As most of you know, the problem of finding a minimal vertex cover for an arbitrary graph is an NP-hard problem. I was wondering, if there existed a non-constructive way of calculating the size of a minimal vertex cover. That is, if you find a minimal vertex cover, this tells you the minimum size of a vertex cover. However, what if you know that the size of a minimal vertex cover is m, does this help you find such a covering?

My back of the envelope calculation tells me that, on a graph with n vertices, if you know that the size of a minimal vertex cover is m, you just need to check all subsets of V (the set of verticies) of size m, that is ${n \choose m}$. As a function of n, this has growth $O(n^n)$ i.e. not polynomial. So naively you don't get a polynomial reduction, and so the problem doesn't appear to be NP-hard.

So is finding the minimum size of a vertex cover an easier problem than finding a minimal vertex cover?

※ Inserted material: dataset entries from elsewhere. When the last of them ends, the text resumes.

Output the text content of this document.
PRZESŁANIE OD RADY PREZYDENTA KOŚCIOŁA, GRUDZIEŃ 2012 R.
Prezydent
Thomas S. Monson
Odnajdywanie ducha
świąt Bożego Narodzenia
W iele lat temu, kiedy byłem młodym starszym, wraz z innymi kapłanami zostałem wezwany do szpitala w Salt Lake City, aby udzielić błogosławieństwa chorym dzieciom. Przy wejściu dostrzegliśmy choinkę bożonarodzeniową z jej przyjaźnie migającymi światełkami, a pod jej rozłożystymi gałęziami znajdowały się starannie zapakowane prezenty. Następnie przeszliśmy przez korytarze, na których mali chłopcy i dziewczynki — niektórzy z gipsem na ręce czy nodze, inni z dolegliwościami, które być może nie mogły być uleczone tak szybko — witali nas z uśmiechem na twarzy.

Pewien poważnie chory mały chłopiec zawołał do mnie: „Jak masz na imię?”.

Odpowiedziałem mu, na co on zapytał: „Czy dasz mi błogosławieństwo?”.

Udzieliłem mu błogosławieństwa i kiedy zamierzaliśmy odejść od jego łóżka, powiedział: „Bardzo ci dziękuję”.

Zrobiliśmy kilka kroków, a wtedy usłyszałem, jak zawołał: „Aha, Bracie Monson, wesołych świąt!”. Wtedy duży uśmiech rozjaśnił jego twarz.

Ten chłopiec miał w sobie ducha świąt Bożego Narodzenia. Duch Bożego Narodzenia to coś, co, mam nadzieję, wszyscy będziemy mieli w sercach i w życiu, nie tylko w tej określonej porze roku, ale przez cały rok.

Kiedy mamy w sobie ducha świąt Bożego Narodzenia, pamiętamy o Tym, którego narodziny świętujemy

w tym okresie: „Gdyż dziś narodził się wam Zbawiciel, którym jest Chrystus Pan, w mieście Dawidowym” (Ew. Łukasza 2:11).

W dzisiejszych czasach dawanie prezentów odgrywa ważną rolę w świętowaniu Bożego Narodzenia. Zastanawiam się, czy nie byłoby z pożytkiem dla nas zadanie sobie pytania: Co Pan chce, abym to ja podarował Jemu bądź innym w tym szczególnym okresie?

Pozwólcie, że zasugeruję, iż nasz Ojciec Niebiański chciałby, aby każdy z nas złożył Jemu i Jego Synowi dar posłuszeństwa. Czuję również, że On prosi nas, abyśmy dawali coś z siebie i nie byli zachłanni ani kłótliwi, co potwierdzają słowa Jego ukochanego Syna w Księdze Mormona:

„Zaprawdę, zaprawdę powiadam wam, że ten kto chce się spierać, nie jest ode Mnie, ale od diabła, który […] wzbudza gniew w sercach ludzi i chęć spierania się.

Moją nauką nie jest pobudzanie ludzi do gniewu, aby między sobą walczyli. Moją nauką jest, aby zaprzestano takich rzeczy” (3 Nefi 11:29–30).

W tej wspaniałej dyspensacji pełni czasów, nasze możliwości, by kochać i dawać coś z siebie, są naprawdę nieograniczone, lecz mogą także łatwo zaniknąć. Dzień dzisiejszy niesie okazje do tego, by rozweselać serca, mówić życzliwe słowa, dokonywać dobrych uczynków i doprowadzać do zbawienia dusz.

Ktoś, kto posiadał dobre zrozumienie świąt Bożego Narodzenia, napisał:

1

Actually, the classical NP-complete "vertex cover" problem is the decision problem: given natural number $k$ and graph $G$, is there a vertex cover of size $\le k$?
If you could solve this problem in polynomial time, you could also find a cover of minimal size in polynomial time. The point is that given a vertex $v$, there is a vertex cover of size $k$ that contains $v$ iff the graph $G'$ obtained from $G$ by removing $v$ and its incident edges has a vertex cover of size $k-1$. So you pick a vertex and test whether $G'$ has such a cover. If the answer is yes, you place $v$ on your list and look at $G'$. If the answer is no, then place all neighbours of $v$ on your list (as they are needed to cover the edges incident on $v$), remove $v$, its neighbours, and the edges incident on them, and look at the resulting graph.